So let’s start getting those sports blogger interviews out of the closet.
Up today is Cleveland Frowns – they write a blog about an alternate reality where all sports teams are named after facial expressions.
First though – this guy in the picture is like in his 30s – why are you dressing up like french fries? PP thinks he looks delicious, btw.
1) Your logo seems to be some kind of rocket, with a frowning football inside.
Why don’t you change the name of your site to Cleveland Browns Smiling Guys and have a picture of a boot, with a smaller boot inside of the first boot?
We get a lot of questions about the logo. It’s supposed to represent a toilet with a frowning pile of crap inside of it. The eyes of the poo represent the watchful eyes of the Cleveland Fan, who continues to care, despite the steaming heaps that are continually piled on us by our local teams and others.
If our logo had a boot in it, it would be kicking Chief Wahoo and/or Browns owner Randy Lerner hard in the pants. You might be on to something. Maybe we’ll change things up one day.
2) For this next question, pretend I don’t hate dogs. The New Browns feel like a cloned dog to me. It looks and smells and even acts like my dog, but I just can’t connect with it. Will this ever end? Do you feel the same way at all or is it just me?
Yes, we feel something similar about the New Browns, maybe even worse because we like dogs and even a cloned one would probably make us feel better than these Browns do.
As for when it might ever end, we think that at least one but probably both of two different things has to happen.
First, it truly makes us sick that Randy Lerner owns these Browns and it’s hard for us to believe that the Browns could ever have any sustained success under his ownership. An NFL franchise is a most precious thing, especially here in Northeast Ohio, the cradle of professional football, but Randy Lerner doesn’t seem to care much for American football or the City of Cleveland.
He inherited the team from his father, a billionaire New York transplant who helped Art Modell move the team out of town, and seems to be far more interested in the English Premier League Aston Villa soccer club that he owns. We’re not sure that Randy spends more than a whole month in Cleveland in any given year, and wonder if his father ever did.
Why do people who care so little about something that so many millions of others care so deeply about get to own that thing? It’s one of the most fundamentally f*cked up things in our world. It shouldn’t surprise anyone that the Browns are so awful under such circumstances, and we’re not sure why we should expect anything different until those circumstances change.
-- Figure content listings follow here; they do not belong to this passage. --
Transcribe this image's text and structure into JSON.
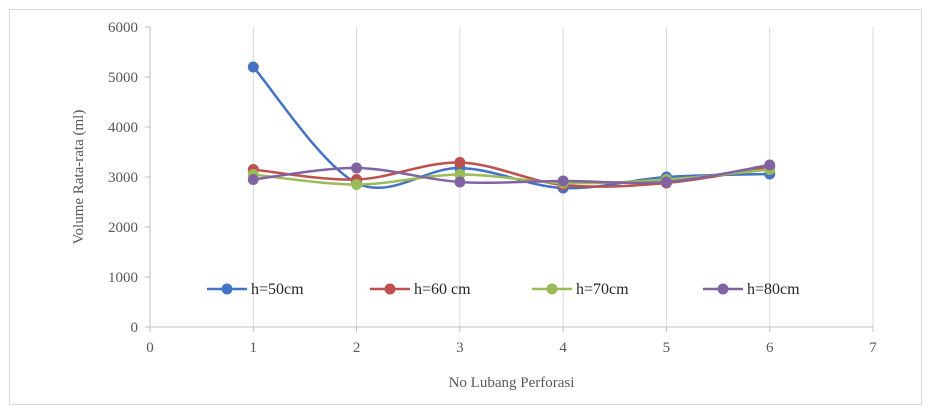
{
  "chart_data": {
    "type": "line",
    "title": "",
    "xlabel": "No Lubang Perforasi",
    "ylabel": "Volume Rata-rata (ml)",
    "xlim": [
      0,
      7
    ],
    "ylim": [
      0,
      6000
    ],
    "x_ticks": [
      "0",
      "1",
      "2",
      "3",
      "4",
      "5",
      "6",
      "7"
    ],
    "y_ticks": [
      "0",
      "1000",
      "2000",
      "3000",
      "4000",
      "5000",
      "6000"
    ],
    "grid": "vertical",
    "legend_position": "inside-bottom",
    "smooth": true,
    "x": [
      1,
      2,
      3,
      4,
      5,
      6
    ],
    "series": [
      {
        "name": "h=50cm",
        "color": "#4472C4",
        "values": [
          5200,
          2880,
          3180,
          2780,
          3000,
          3060
        ]
      },
      {
        "name": "h=60 cm",
        "color": "#C0504D",
        "values": [
          3150,
          2950,
          3290,
          2840,
          2880,
          3200
        ]
      },
      {
        "name": "h=70cm",
        "color": "#9BBB59",
        "values": [
          3050,
          2850,
          3050,
          2880,
          2950,
          3150
        ]
      },
      {
        "name": "h=80cm",
        "color": "#8064A2",
        "values": [
          2950,
          3180,
          2900,
          2920,
          2900,
          3240
        ]
      }
    ]
  }
}
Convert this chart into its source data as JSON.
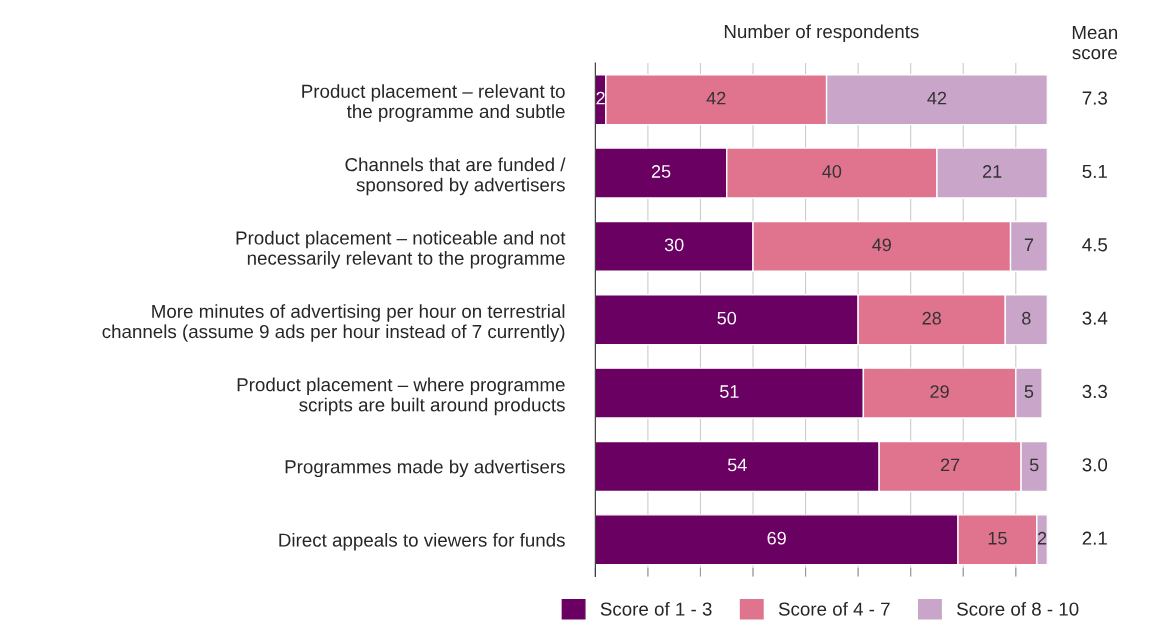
{
  "chart_data": {
    "type": "bar",
    "orientation": "horizontal",
    "stacked": true,
    "title": "Number of respondents",
    "categories": [
      "Product placement – relevant to\nthe programme and subtle",
      "Channels that are funded /\nsponsored by advertisers",
      "Product placement – noticeable and not\nnecessarily relevant to the programme",
      "More minutes of advertising per hour on terrestrial\nchannels (assume 9 ads per hour instead of 7 currently)",
      "Product placement – where programme\nscripts are built around products",
      "Programmes made by advertisers",
      "Direct appeals to viewers for funds"
    ],
    "series": [
      {
        "name": "Score of 1 - 3",
        "color": "#6b0063",
        "values": [
          2,
          25,
          30,
          50,
          51,
          54,
          69
        ]
      },
      {
        "name": "Score of 4 - 7",
        "color": "#e0748e",
        "values": [
          42,
          40,
          49,
          28,
          29,
          27,
          15
        ]
      },
      {
        "name": "Score of 8 - 10",
        "color": "#c9a6c9",
        "values": [
          42,
          21,
          7,
          8,
          5,
          5,
          2
        ]
      }
    ],
    "xlim": [
      0,
      86
    ],
    "xticks": [
      {
        "value": 0,
        "label": null
      },
      {
        "value": 10,
        "label": null
      },
      {
        "value": 20,
        "label": null
      },
      {
        "value": 30,
        "label": null
      },
      {
        "value": 40,
        "label": null
      },
      {
        "value": 50,
        "label": null
      },
      {
        "value": 60,
        "label": null
      },
      {
        "value": 70,
        "label": null
      },
      {
        "value": 80,
        "label": null
      }
    ],
    "grid": "x",
    "tick_labels": "y",
    "data_labels": true,
    "legend": "bottom",
    "annotations": [
      "Mean\nscore",
      "7.3",
      "5.1",
      "4.5",
      "3.4",
      "3.3",
      "3.0",
      "2.1"
    ]
  }
}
We wonder if eminent domain proceedings might work here.
As for the second thing, anyone who believes in the most basic principles of karmic justice might come to think that no major Cleveland sports team will win a Championship until the Indians stop using Chief Wahoo as a mascot/logo.
If the Red Sox were cursed for trading a guy for whom things worked out awfully well for, and if the Cubs are cursed for not letting a guy bring a goat into the stands at Wrigley Field even though the guy got rich and famous for it, then why wouldn’t all Cleveland teams be cursed for their town’s support of a Sambo-caricature created by white people to represent a politically powerless race of people who white people basically killed off.
We won’t say much more here because we know that folks tend to get irritated by this topic and we’ve written plenty about it over at Frowns, but Curse or no Curse — and how could we ever really know? — it would be awfully nice to have one less thing to worry about in supporting the Browns/Indians/Cavs. It will be an incredible clash between LeBron and the Curse in June. Also, we don’t mind the team name “Indians.” In fact, we like it. It’s the Wahoo cartoon that’s the problem.
This was a trick question. The answer was anything under two sentences or less OMG.
3) I have a stack of Post-It Notes that are different shades of purple. Respond.
Post-It Notes are useful, and purple ones are more likely to stand out amidst clutter. We recommend to anyone with access to a stack of Post-It Notes write in black marker “Check Frowns” on as many of them as you have computers and affix one each to the side of each computer’s screen.
I’m still reading answer #2 OMG AGAIN x2.
By the way, even thought I couldn’t disagree more about Chief Wahoo, I will still say go check out Cleveland Frowns if you like – they seem to be a nice group of peoples.